Consider, for your second item, what happens for someone right now in the passport system. You end up with basically three possibilites mapping to two results. The end cases are easy--you look like the picture and go through, you don't look like the picture and you're rejected. However, you have a middle ground where you look enough like the picture to exclude you from the third class, but there's enough differences to exclude you from the first class. There is no other help for the passport officer to decide aside from a gut feeling. (Or whether, in the officer's opinion, it's better to appear 'efficient' and have a high rejection rate or to be a non-trouble-maker with a low rejection rate.)
If there is biometric data available, then there's another source of data to back up the decision. Yes, there is a risk that the data will be fake. But, there's the risk that the photo is fake as well.

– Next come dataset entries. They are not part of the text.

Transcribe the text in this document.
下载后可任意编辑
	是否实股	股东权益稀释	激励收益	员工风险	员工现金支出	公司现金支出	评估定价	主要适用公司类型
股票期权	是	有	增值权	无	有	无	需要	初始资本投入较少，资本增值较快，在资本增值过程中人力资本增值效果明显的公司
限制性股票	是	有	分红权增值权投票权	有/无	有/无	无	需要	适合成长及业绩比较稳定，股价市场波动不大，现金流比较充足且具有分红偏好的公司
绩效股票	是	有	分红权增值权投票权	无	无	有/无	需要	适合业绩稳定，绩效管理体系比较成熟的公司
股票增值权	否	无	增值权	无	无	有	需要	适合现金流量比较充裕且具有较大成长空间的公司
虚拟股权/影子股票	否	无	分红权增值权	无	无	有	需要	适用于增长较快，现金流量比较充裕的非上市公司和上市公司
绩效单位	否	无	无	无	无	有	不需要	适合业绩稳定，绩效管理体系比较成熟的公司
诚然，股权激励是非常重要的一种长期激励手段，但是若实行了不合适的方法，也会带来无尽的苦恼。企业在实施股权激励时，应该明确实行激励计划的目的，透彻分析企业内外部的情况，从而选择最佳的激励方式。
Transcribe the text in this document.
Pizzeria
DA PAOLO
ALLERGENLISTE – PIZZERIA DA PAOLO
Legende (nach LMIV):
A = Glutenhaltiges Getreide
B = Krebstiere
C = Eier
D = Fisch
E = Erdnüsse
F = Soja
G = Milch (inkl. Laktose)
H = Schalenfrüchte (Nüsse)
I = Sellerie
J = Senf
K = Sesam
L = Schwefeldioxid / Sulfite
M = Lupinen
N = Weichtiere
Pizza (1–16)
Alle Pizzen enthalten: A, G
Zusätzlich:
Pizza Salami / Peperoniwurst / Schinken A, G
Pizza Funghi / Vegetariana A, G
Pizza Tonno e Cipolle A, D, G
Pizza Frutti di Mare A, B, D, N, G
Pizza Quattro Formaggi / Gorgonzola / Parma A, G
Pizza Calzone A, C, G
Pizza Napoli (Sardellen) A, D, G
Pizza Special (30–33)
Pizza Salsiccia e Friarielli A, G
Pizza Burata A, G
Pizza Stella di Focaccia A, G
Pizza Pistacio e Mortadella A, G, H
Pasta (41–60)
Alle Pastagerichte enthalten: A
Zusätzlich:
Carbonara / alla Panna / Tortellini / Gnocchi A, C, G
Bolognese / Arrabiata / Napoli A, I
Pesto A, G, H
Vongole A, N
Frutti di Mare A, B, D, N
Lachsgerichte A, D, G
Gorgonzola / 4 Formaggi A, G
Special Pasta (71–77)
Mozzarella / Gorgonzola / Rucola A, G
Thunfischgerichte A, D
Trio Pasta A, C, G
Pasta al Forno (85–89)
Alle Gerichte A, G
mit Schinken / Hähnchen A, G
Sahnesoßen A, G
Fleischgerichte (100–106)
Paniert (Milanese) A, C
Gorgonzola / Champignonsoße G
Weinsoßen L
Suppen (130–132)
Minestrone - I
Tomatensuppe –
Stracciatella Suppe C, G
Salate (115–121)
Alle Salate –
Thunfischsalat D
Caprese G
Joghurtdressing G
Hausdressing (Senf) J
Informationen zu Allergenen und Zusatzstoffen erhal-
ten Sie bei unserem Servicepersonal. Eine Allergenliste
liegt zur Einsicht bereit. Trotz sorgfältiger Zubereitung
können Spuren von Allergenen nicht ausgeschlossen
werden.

There is and (most likely) always will be the problem of fake or altered passports--but that hasn't made anyone give up on passports yet.
Modern techniques of Iris recognition can obtain ultra-high resolution images of the Iris (used for verification of identity) from video in a matter of seconds from metres away.
Now we've been told that the reason for ID cards is that the existing databases are corrupt - full of dead people, fake records and so on.
Which means that we are putting garbarge into the system. Someone who already possesses a fake ID can simply go along with their false identification, get their eyes scanned and be given a brand new Blunkettcard.
WHICH IS GUARANTEED 100% GENUINE BY THE BRITISH GOVERNMENT!
So that person can now pass themself off with the full authority of the Home Secretary.
Best wishes,
Mike.
John Daugman from Cambridge, UK. Wrote in this weeks New Scientist that, The Ministry Of The Interior in the UAE has been using iris recognition to detect those expelled for Visa violations entering through all 17 air,land and sea ports. The ministry has a database of 293,406 iris' and according to the ministry they have run 1,011,876 searches against the database and the 3684 positive hits have all been confirmed by other means.
You can't secure a country like the US with thousands of miles of land borders and sea shores, no matter how complicated your ID system becomes. Good thing, too.
Unless the people making the programs accessing the information do not check for duplicates. And of course, there will have to be circumstances where it purposely ignores such things, because undercover law enforcement officials will need to have fake identities.
Manipulate the moderator system! Mod someone as "overrated" today.
> Only in very unusual circumstances (such as loosing one's passport).
I used to work in the US embassy in Paris, and I've never heard the term "loosing a passport." Just what do you mean by a passport that isn't tight? Are you awkwardly saying that the binder is bad and the pages are loose or falling out? Just what do you mean?
The original poster
However face recognition might not be the perfectly viable solution since it has produced too many false positives in the past.
False positives aren't too much of a problem here. I think face recognition has about a 1/1000 false positive rate, which is a killer for crowd recognition, but would be entirely acceptable for this application (the result would be that 1 time in a thousand somebody tried to use someone else's passport, they wouldn't be caught).
False negatives are what we need to worry about in this situation... I don't know much about the statistics here. Anyone have any idea?